In keeping with its new journalism model of eviscerating the distinction between news and editorial positions, the Washington Post told readers in a news article that “populism is running out of gas in Latin America,” using the words of Arturo Porzecanski, a Uruguayan economist who teaches at American University in Washington. Mr. Porzecanski is one of several critical voices used as sources for the piece. (The only statement from a supporter of the populist governments is a comment from Venezuela's oil minister, which appears to have been given at a press conference.)
The data do not seem to agree with Mr. Porzecanski. The piece mentions 11 countries in Latin America, 5 of which (Argentina, Bolivia, Ecuador, Nicaragua, and Venezuela) it identifies as populist. The chart below shows per capita GDP growth in each country either from 2000-2011 or from the year when a populist government assumed power until 2011.
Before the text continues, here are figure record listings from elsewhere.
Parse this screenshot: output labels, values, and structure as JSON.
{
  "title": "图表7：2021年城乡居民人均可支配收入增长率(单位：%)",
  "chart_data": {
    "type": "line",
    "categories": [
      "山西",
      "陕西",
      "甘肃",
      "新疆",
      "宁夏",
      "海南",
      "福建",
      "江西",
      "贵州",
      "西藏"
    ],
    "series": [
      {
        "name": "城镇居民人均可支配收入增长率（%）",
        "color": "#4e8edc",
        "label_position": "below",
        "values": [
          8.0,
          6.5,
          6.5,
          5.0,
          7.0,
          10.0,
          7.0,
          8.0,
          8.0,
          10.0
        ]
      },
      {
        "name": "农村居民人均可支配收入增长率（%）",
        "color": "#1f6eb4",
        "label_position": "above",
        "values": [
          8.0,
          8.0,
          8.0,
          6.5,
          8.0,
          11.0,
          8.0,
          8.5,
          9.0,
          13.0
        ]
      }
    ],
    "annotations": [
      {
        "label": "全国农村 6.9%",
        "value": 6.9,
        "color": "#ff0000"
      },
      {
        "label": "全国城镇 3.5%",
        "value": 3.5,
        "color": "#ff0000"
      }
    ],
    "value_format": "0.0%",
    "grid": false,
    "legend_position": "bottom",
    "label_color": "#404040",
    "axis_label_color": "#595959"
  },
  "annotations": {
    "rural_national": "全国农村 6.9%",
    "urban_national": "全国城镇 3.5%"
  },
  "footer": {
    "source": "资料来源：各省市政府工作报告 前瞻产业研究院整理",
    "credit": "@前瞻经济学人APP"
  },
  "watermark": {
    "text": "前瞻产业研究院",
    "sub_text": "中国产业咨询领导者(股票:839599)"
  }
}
Source: International Monetary Fund.
There is certainly no case here that the populist governments, as identified by the Post, are doing worse than the Post favorites. Argentina ranks first among the whole group with an average per capita growth rate that avearges almost 6.0 percentage points above WAPO favorite Mexico. Bolivia and Ecuador are very much in the middle of the pack, even though the relatively brief period of populist rule includes the years of the world economic crisis. (Ecuador's growth would put it above both Chile and Colombia for the period that overlaps with populist rule and Uruguay's growth puts it above Chile for the period of overlap.) Even relatively slow-growing Venezuela has seen more rapid growth under populist rule than in the prior two decades when per capita GDP fell.
There has also been a substantial reduction in inequality in the countries the Post identified as populist (as opposed to an increase in inequality in Mexico). This means that the typical person in these countries has likely seen a sharp improvement in living standards.
Ironically the context for this piece is the decision by Argentina's government to re-nationalize the largest oil company in the country. (It had been privatized in the 90s.) Several of the countries held up by the Post as models, notably Brazil and Mexico, already have state owned oil companies.